The council had been looking for a permanent building to develop a state-of-the-art civic centre, like in Belmullet, for a number of years and was then renting – as is the case still – a premises on Altamont Street, across from the train station. Before that the council offices had been located for 25 years at the site of the old Vocational School on Castlebar Street.
Speaking in December 2009, Fianna Fáil councillor Margaret Adams, who was among the first to flag the potential of the convent site, welcomed the purchase of the buildings. She said: “This site will be centrally located with green space and this will be a good investment for the town.”
The land for the Convent of Mercy was given to the Mercy Order of nuns by Lord Sligo in 1842 and was their home until June 2008. It comprised the large convent building, as well the convent chapel and extensive gardens. The Scoil Phádraig building was not part of the council’s purchase.

Caroline’s story
“I was left at the convent in 1964 when I was two years of age, and I was the last ‘orphan’ taken in. I wasn’t born in Ireland but from what I know, my parents split up and my father had to take care of myself and my brother; my brother was raised by a foster parent in Kilmeena and had a very different life to me. My father worked at Newport House as a chef, and I know he tried many avenues for ‘childcare’ until it got too hard, I’m guessing. Anyway that’s how I ended up there – very odd circumstances – but when I was there in the ‘60s the place was ‘winding down’: social services had started to become available so we were about 20 girls in a place that was meant for over 150, with older girls leaving as they were old enough.I started the Facebook page because I didn’t want people in Westport to forget what was there and all the things that it had encompassed. Since it was built in 1845 it housed the Magdalene Asylum, St Columba’s Industrial School (it is named in the Ryan report); it had a bakery that was run by the ‘girls’ themselves; it had a very lucrative lace making business too.

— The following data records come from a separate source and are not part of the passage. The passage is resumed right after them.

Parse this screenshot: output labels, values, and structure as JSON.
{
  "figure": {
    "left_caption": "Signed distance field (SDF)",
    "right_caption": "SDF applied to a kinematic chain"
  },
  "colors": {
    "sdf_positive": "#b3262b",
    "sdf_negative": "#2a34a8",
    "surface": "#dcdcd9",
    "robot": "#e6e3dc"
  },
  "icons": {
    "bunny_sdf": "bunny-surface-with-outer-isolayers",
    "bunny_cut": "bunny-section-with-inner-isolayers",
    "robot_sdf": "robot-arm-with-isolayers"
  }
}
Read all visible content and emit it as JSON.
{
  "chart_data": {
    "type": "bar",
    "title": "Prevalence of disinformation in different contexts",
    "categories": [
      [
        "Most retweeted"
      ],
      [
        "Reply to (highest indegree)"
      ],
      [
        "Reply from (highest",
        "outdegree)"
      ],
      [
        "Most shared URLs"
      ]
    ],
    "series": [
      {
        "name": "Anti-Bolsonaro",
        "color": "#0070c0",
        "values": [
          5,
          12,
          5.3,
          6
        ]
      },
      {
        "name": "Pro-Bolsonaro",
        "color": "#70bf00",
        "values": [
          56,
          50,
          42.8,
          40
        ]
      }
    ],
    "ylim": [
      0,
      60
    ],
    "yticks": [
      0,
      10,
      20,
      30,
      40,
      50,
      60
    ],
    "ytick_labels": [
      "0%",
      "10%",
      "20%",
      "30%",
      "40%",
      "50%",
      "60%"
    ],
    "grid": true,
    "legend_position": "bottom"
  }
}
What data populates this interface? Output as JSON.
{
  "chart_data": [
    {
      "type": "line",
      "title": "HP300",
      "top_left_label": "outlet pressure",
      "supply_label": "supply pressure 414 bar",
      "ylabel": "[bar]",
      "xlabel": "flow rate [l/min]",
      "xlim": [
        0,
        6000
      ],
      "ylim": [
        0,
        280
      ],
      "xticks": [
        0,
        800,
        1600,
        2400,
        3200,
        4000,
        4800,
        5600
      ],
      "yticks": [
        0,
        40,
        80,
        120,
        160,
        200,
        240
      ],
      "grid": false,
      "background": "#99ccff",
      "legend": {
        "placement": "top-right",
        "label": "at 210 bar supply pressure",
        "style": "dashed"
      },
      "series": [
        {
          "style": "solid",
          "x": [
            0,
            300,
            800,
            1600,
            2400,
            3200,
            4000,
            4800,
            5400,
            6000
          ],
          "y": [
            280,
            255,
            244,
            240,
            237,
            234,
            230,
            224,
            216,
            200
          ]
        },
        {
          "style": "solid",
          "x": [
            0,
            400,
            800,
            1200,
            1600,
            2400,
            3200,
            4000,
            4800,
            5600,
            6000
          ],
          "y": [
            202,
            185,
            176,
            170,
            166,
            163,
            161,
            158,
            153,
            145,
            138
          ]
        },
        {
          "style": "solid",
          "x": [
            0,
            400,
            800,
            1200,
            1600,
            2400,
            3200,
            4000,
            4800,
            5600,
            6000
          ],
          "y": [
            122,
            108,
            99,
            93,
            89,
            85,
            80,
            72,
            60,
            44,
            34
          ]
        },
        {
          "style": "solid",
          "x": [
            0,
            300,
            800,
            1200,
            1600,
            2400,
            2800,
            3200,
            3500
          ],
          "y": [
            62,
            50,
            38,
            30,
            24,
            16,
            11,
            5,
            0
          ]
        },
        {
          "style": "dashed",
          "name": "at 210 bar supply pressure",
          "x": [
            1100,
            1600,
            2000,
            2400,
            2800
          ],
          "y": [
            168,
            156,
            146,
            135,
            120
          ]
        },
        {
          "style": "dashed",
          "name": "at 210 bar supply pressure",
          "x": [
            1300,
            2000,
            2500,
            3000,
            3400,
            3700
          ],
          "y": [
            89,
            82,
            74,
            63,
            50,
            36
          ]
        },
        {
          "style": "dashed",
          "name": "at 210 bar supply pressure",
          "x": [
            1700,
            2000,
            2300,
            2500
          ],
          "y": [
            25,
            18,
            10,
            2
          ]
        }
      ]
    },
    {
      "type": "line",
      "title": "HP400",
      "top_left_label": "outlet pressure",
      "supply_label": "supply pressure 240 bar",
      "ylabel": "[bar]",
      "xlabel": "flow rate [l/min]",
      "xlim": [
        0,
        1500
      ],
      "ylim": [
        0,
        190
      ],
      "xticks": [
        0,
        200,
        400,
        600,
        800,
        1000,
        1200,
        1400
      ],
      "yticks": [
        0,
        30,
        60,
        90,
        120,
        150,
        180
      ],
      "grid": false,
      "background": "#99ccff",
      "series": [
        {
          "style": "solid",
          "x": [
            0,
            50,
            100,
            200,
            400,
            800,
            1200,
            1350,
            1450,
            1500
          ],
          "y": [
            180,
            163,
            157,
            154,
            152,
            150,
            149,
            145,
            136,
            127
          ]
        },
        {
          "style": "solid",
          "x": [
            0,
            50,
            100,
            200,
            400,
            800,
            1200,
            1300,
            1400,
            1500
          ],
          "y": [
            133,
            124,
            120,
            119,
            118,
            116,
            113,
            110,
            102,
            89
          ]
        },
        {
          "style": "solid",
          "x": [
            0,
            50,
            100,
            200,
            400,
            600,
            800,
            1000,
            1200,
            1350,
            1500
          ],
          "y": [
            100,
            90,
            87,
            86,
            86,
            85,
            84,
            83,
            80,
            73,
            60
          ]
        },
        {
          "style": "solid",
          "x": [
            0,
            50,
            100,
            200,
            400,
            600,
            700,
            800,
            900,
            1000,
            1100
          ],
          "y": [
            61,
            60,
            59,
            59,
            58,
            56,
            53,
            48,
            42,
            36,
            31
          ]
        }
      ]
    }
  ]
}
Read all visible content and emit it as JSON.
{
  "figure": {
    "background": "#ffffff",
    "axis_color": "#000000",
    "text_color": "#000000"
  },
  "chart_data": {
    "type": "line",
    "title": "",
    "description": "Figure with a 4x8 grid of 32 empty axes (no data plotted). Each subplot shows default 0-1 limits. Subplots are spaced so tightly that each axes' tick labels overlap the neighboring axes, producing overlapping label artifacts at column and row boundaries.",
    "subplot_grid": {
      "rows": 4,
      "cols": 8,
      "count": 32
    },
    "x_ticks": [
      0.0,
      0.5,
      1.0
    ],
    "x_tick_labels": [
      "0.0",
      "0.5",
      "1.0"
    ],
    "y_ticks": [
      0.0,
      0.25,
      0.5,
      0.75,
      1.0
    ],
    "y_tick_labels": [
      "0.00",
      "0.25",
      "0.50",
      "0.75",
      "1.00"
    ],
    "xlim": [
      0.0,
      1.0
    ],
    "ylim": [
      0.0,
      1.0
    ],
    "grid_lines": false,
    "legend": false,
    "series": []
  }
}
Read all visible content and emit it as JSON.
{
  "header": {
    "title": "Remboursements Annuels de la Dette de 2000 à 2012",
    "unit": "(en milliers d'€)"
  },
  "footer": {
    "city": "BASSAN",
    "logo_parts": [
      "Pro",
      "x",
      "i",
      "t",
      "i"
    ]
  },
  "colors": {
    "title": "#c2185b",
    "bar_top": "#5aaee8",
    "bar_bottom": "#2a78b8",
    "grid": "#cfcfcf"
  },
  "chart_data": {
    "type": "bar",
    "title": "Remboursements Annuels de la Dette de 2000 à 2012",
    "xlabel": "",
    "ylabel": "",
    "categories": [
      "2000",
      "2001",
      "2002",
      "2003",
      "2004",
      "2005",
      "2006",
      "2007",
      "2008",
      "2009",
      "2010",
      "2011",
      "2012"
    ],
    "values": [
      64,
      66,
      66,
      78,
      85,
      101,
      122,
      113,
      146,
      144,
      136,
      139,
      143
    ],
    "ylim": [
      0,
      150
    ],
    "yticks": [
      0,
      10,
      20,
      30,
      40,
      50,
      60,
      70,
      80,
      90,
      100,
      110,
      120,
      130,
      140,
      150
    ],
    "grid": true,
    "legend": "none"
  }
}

Sadly, young people in the town probably don’t even know the convent is there and what it was, but the Facebook page has ‘found’ many people who knew it in some way, including people who had ancestors there from years ago and now live overseas. In my time things were still very harsh and often very cruel, but that’s how it was in those days. The nuns were a formidable force, even as teachers at the schools – Scoil Phádraig and the Sacred Heart School – and many pupils remember them without fondness, let alone ‘us’ girls who lived in the place.”

Caroline Young is a sociologist, who lives in Tasmania. Her friend tied a yellow ribbon to the convent gates, on her behalf, on Mother’s Day recently, to remember all the girls who were ‘orphans’ at the convent.